4. Require advanced energy effi ciency measures and solar photovoltaic panels be fitted to existing buildings with measures to subsidise owner-occupiers for excessive costs. Require landlords to progressively install the same technology in rental properties. Improve mandatory energy efficiency standards for all new buildings.

5. No to nuclear. End uranium mining. Close Ranger (NT), Roxby Downs and Beverly (SA) and no new mines to be approved. No dumping of nuclear waste. Shut down the Lucas Heights nuclear reactor and switch to clean, safe medical technologies.

6. Ban fracking. Shut down and cap unconventional gas wells. Begin phasing out coalmining and coal-fired power immediately. Provide replacement jobs and retraining on full pay for affected communities. Build new sustainable industries in these areas.

7. Redirect heavy industry, including remaining steel, aluminium and traditional car manufacturing industries, to manufacture essential products and infrastructure for the transition such as renewable energy generators, public transport vehicles and infrastructure and electric cars.

8. Bring power industries under public ownership. Set up public bodies to coordinate local, regional and national energy networks/grids. Plan and build a mix of renewable energy and energy storage technologies to supply 100% renewable energy. Technologies to be used include wind turbines, solar photovoltaic, solar thermal and storage, pumped hydro storage and batteries. New technologies such as wave or geothermal power should be included as they become available. Support community-owned renewable power generation and grids and upgrade the national grid to facilitate the new renewable energy system.

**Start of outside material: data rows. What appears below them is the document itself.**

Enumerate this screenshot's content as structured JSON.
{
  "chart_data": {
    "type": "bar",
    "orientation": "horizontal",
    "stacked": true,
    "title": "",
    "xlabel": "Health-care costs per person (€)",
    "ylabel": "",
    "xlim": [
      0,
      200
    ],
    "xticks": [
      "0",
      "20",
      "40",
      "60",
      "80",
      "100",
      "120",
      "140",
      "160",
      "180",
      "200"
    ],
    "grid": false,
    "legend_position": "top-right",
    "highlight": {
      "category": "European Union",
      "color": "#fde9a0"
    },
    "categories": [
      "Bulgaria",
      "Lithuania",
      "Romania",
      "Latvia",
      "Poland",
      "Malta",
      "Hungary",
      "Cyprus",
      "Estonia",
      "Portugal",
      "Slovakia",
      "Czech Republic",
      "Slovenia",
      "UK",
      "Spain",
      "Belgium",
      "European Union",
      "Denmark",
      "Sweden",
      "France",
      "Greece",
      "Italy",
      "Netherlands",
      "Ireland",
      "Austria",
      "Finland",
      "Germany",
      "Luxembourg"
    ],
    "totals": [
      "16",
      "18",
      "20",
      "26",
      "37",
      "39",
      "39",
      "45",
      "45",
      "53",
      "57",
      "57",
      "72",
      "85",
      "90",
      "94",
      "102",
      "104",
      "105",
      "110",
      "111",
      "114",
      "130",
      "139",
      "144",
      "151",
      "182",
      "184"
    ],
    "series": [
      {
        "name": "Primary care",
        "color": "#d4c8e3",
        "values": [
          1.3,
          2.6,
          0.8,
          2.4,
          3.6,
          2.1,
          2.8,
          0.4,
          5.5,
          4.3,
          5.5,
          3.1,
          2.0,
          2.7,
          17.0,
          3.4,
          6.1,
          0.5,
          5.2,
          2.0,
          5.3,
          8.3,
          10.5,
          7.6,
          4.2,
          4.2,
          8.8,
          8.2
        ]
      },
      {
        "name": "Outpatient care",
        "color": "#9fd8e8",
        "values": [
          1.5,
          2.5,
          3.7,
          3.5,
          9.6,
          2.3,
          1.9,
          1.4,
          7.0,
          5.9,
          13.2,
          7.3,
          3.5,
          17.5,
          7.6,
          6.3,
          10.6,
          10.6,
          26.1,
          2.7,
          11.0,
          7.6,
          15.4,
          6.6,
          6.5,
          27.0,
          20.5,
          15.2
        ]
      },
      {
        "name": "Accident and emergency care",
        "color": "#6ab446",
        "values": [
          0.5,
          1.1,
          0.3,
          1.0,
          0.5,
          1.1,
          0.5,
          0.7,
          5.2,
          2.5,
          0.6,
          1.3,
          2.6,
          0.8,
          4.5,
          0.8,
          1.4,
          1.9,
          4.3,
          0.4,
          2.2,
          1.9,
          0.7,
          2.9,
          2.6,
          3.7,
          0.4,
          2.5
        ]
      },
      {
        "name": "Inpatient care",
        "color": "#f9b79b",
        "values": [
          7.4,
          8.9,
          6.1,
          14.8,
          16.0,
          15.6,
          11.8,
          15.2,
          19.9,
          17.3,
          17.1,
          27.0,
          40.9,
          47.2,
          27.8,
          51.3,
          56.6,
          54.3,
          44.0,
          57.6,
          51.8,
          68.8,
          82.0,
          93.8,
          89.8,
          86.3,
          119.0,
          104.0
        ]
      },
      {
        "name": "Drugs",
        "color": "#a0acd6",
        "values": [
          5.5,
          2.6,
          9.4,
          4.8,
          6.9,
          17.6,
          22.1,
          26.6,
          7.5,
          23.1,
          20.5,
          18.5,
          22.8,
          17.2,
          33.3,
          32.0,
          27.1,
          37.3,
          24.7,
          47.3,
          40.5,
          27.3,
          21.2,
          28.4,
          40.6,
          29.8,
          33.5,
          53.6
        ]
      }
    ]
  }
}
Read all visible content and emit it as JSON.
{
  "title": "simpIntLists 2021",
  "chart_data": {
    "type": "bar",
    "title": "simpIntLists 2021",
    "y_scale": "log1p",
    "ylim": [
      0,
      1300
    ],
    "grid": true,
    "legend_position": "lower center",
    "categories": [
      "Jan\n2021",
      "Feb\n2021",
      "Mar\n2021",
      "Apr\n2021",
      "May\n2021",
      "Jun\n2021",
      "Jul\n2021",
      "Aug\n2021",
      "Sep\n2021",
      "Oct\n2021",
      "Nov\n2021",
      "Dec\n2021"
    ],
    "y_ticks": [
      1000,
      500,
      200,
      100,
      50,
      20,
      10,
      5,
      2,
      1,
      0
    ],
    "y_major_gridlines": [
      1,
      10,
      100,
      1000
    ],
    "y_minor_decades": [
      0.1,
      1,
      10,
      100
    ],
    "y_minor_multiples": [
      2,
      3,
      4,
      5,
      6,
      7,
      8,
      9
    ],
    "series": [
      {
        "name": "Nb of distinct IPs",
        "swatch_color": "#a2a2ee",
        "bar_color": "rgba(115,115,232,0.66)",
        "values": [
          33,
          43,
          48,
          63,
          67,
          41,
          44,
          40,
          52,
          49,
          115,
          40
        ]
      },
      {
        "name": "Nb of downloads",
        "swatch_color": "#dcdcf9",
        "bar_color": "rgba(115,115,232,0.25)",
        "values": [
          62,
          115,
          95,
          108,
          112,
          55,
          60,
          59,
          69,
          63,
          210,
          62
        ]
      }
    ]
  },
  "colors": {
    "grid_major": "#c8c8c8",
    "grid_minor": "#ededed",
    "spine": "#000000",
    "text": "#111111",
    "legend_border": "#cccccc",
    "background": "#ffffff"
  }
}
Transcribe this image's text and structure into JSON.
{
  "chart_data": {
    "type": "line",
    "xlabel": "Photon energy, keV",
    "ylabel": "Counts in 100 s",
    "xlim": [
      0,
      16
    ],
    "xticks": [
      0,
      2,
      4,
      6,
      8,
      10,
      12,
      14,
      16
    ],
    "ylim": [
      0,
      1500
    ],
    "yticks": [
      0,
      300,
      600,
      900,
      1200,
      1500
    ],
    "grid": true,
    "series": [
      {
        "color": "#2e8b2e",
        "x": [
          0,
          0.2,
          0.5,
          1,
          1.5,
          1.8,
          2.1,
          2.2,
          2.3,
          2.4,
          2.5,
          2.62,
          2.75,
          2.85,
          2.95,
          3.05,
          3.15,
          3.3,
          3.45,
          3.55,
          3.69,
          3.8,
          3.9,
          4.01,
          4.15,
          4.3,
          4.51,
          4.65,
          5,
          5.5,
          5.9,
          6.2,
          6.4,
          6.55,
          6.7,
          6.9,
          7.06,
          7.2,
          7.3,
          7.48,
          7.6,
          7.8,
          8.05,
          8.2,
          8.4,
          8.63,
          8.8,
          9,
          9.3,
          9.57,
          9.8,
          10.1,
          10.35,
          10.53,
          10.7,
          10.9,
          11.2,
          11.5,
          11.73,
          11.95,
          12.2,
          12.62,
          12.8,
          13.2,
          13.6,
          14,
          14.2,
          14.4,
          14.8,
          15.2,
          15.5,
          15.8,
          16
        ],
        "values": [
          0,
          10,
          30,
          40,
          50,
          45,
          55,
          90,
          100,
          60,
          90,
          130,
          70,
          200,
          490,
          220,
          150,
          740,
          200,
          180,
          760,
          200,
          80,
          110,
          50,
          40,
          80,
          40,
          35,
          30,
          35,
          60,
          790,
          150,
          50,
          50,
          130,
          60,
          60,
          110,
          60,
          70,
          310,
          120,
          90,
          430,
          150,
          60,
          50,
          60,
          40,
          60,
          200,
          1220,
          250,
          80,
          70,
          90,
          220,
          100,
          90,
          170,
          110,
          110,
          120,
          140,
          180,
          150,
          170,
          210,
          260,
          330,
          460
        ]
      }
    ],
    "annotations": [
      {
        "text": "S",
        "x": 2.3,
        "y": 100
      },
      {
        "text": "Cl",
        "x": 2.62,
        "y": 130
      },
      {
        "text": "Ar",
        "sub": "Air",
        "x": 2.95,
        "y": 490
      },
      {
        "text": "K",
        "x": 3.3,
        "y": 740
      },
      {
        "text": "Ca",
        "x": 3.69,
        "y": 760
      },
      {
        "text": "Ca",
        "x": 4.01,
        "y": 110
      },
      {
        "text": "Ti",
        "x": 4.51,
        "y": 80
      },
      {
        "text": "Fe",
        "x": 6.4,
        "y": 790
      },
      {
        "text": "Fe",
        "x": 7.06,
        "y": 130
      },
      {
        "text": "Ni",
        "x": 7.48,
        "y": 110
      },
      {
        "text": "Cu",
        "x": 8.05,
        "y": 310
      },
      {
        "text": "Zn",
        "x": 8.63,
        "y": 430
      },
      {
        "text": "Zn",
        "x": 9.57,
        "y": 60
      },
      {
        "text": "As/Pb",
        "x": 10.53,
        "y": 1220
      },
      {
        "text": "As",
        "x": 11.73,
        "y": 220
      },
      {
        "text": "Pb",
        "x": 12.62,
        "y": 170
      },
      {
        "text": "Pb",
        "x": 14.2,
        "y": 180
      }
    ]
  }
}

9. Ban the logging of native forests and move to tree plantations and alternative crops for fibre and timber. Begin an urgent program of agroecological revegetation to sequester carbon and restore and protect biodiversity in the face of a changing climate. Promote synthetic-fertiliser-free and pesticide-free cropping pastures and decentralised farm forestry instead of industrial plantation monocultures where practical.

10. Create measures to support farmers to move from industrial agriculture to agroecology and integrated pest management, starting with less productive land where practical, for carbon sequestration and biodiversity. Provide education, research and direct assistance to move to “carbon farming”, which stores carbon in soils, or causes reduced carbon loss from soils. Encourage new farming practices ending the use of chemical fertilisers, fungicides, pesticides and herbicides for pastures, organic and urban food production. Oversee the process to enhance regional employment and maintain or improve food sovereignty.

11. Transition to free public transport, starting with elimination of fares for concession holders, and expand services to enable all urban residents to use it for their regular commuting. Electrify all public transport networks. Encourage urban bicycle use through more cycleways and better facilities for cyclists. Nationalise and upgrade interstate freight, passenger train and ferry services including high-speed rail from Adelaide and Melbourne to Sydney and Brisbane. Transition to making all new private cars and other road vehicles electric other than special-use vehicles, such as long distance vehicles for remote areas. Replace petrol stations with charging stations.